In the N.F.L. and at Big Companies, Diversity Playbooks Face Hurdles

The end of the National Football League’s regular season on Sunday triggered the start of two annual events: the playoffs, and the period when a wave of teams fire head coaches and general managers and start frenzied searches for their replacements.

The league has little control over the outcomes of the games. But over the past 20 years, the N.F.L. has tried, and often failed, to change the composition of the highest ranks in football-related jobs at every club.

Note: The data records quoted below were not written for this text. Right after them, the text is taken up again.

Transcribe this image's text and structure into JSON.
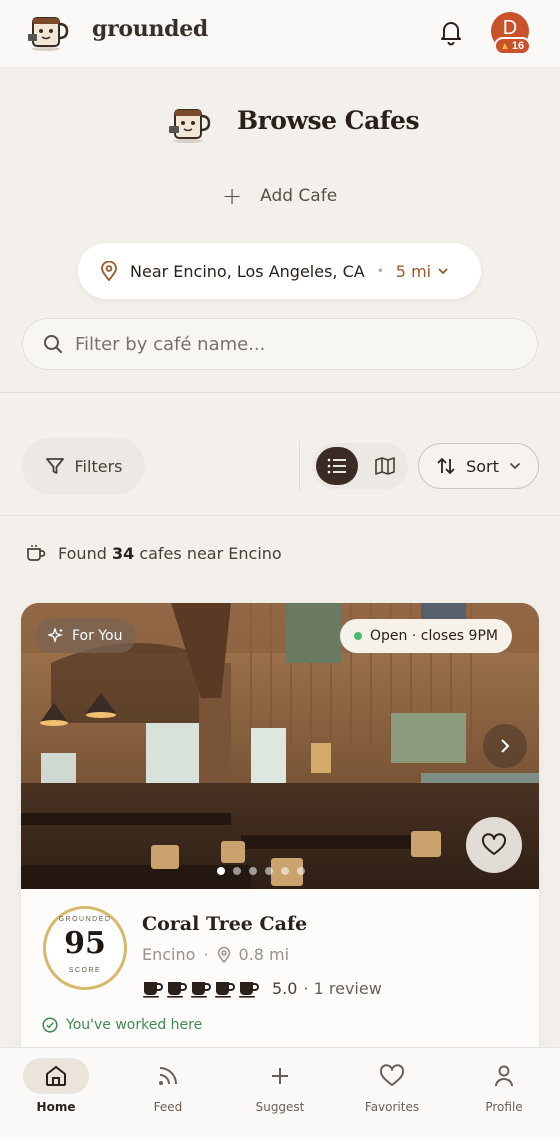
{
  "app": {
    "brand": "grounded",
    "avatar_initial": "D",
    "streak_count": "16"
  },
  "header": {
    "title": "Browse Cafes",
    "add_cafe_label": "Add Cafe"
  },
  "location": {
    "place": "Near Encino, Los Angeles, CA",
    "separator": "•",
    "radius": "5 mi"
  },
  "search": {
    "placeholder": "Filter by café name..."
  },
  "toolbar": {
    "filters_label": "Filters",
    "sort_label": "Sort",
    "active_view": "list"
  },
  "results": {
    "prefix": "Found",
    "count": "34",
    "suffix": "cafes near Encino"
  },
  "cafe_card": {
    "badge_for_you": "For You",
    "open_status": "Open · closes 9PM",
    "photo_count": 6,
    "photo_index": 1,
    "score_top": "GROUNDED",
    "score_value": "95",
    "score_bottom": "SCORE",
    "name": "Coral Tree Cafe",
    "neighborhood": "Encino",
    "meta_separator": "·",
    "distance": "0.8 mi",
    "rating_cups": 5,
    "rating": "5.0",
    "reviews": "· 1 review",
    "worked_here": "You've worked here"
  },
  "bottom_nav": {
    "items": [
      {
        "label": "Home",
        "icon": "home-icon",
        "active": true
      },
      {
        "label": "Feed",
        "icon": "feed-icon",
        "active": false
      },
      {
        "label": "Suggest",
        "icon": "plus-icon",
        "active": false
      },
      {
        "label": "Favorites",
        "icon": "heart-icon",
        "active": false
      },
      {
        "label": "Profile",
        "icon": "person-icon",
        "active": false
      }
    ]
  },
  "colors": {
    "accent": "#c8522a",
    "dark": "#3a2c24",
    "open_green": "#4cba6e",
    "score_gold": "#d6b86a"
  }
}
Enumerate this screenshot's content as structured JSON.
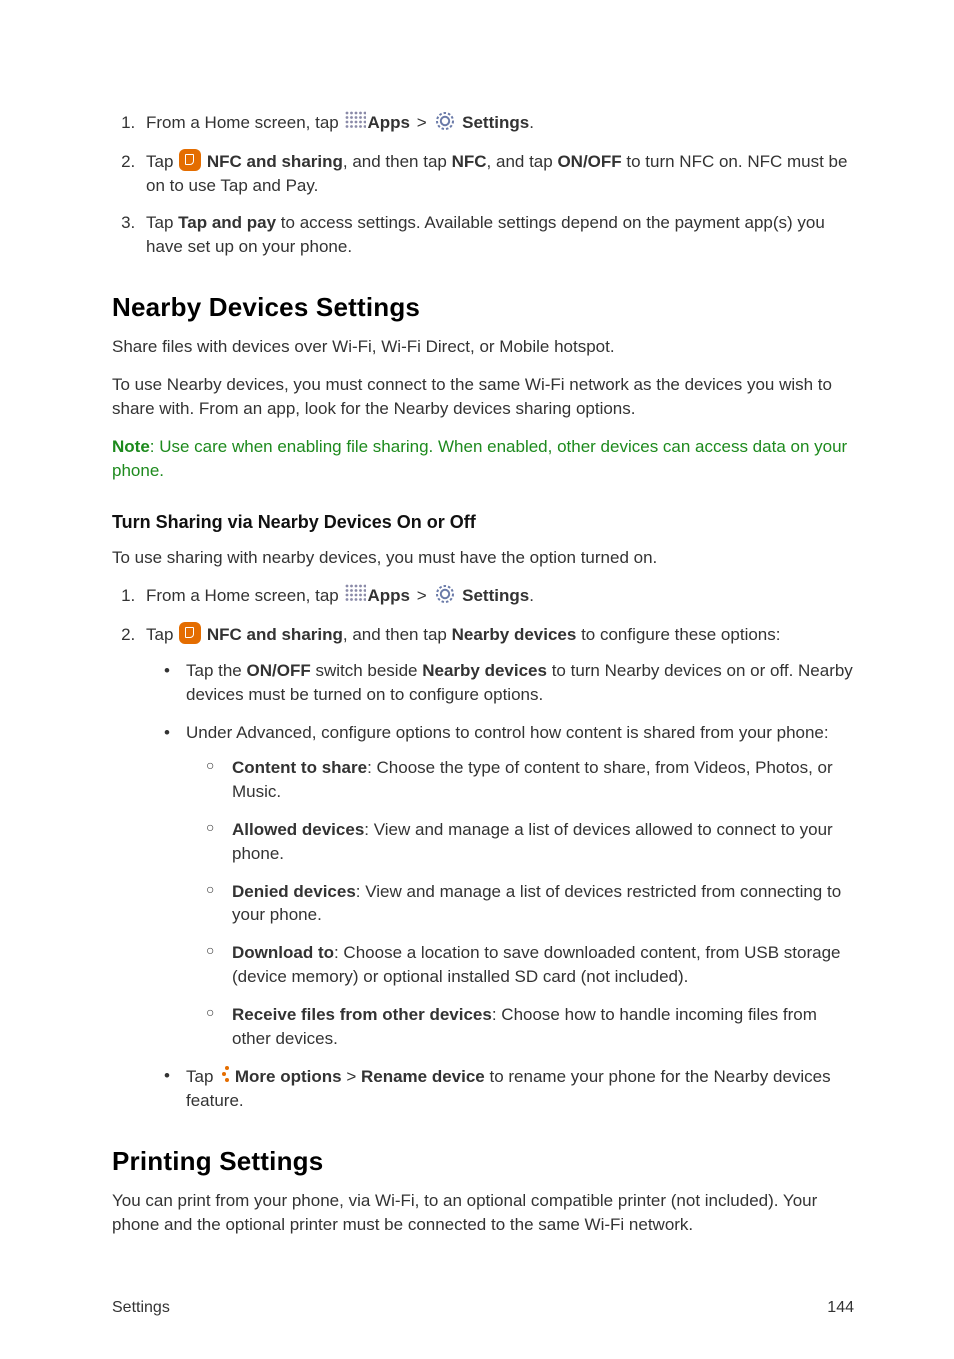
{
  "nav": {
    "from_home": "From a Home screen, tap",
    "apps_label": "Apps",
    "bc_sep": ">",
    "settings_label": "Settings"
  },
  "section_top": {
    "step1_trail": ".",
    "step2_tap": "Tap ",
    "step2_nfc": "NFC and sharing",
    "step2a": ", and then tap ",
    "step2_nfc2": "NFC",
    "step2b": ", and tap ",
    "step2_onoff": "ON/OFF",
    "step2c": " to turn NFC on. NFC must be on to use Tap and Pay.",
    "step3_tap": "Tap ",
    "step3_bold": "Tap and pay",
    "step3_rest": " to access settings. Available settings depend on the payment app(s) you have set up on your phone."
  },
  "nearby": {
    "heading": "Nearby Devices Settings",
    "intro": "Share files with devices over Wi-Fi, Wi-Fi Direct, or Mobile hotspot.",
    "intro2": "To use Nearby devices, you must connect to the same Wi-Fi network as the devices you wish to share with. From an app, look for the Nearby devices sharing options.",
    "note_bold": "Note",
    "note_rest": ": Use care when enabling file sharing. When enabled, other devices can access data on your phone.",
    "sub_heading": "Turn Sharing via Nearby Devices On or Off",
    "sub_intro": "To use sharing with nearby devices, you must have the option turned on.",
    "step2_tap": "Tap ",
    "step2_nfc": "NFC and sharing",
    "step2_rest_a": ", and then tap ",
    "step2_nearby": "Nearby devices",
    "step2_rest_b": " to configure these options:",
    "sub_onoff_a": "Tap the ",
    "sub_onoff_bold1": "ON/OFF",
    "sub_onoff_b": " switch beside ",
    "sub_onoff_bold2": "Nearby devices",
    "sub_onoff_c": " to turn Nearby devices on or off. Nearby devices must be turned on to configure options.",
    "sub_adv": "Under Advanced, configure options to control how content is shared from your phone:",
    "c1_bold": "Content to share",
    "c1_rest": ": Choose the type of content to share, from Videos, Photos, or Music.",
    "c2_bold": "Allowed devices",
    "c2_rest": ": View and manage a list of devices allowed to connect to your phone.",
    "c3_bold": "Denied devices",
    "c3_rest": ": View and manage a list of devices restricted from connecting to your phone.",
    "c4_bold": "Download to",
    "c4_rest": ": Choose a location to save downloaded content, from USB storage (device memory) or optional installed SD card (not included).",
    "c5_bold": "Receive files from other devices",
    "c5_rest": ": Choose how to handle incoming files from other devices.",
    "more_tap": "Tap ",
    "more_bold1": "More options",
    "more_sep": " > ",
    "more_bold2": "Rename device",
    "more_rest": " to rename your phone for the Nearby devices feature."
  },
  "printing": {
    "heading": "Printing Settings",
    "intro": "You can print from your phone, via Wi-Fi, to an optional compatible printer (not included). Your phone and the optional printer must be connected to the same Wi-Fi network."
  },
  "footer": {
    "left": "Settings",
    "right": "144"
  }
}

For a league in which roughly 70 percent of N.F.L. players are people of color, it has been a source of embarrassment that the vast majority of coaches and executives have historically been white. To diversify teams’ leaderships ranks, the N.F.L. has largely relied on the Rooney Rule, named for a Pittsburgh Steelers owner and adopted in 2003, which required every team to interview at least one person of color when hiring a head coach or general manager.

Through expansions of the rule and other initiatives, the league and its teams have diversified assistant coaching ranks and top front-office positions, including team presidents. It has been less successful when it comes to head coaches; the N.F.L. began this season with just six minority head coaches among the 32, three of whom are Black.

“It’s tough when something has been done a certain way for so long and you’re just trying to break down those barriers,” said Troy Vincent, the N.F.L.’s executive vice president of football operations. He said the league’s overall progress encouraged him but, referring to head coaches, added: “I still have to live in the reality of what the numbers actually say. And the numbers still are not where we would like them to be.”

Still, the Rooney Rule has been the model across corporate America for companies that want to field more diverse slates of candidates, even as the aims of such initiatives are being fiercely debated in the public arena, most notably on college campuses. The recent resignation of Claudine Gay, a Black woman, as the president of Harvard was celebrated by opponents of D.E.I. initiatives and has fanned disagreement about whether they are the best way to increase diversity or can instead be counterproductive.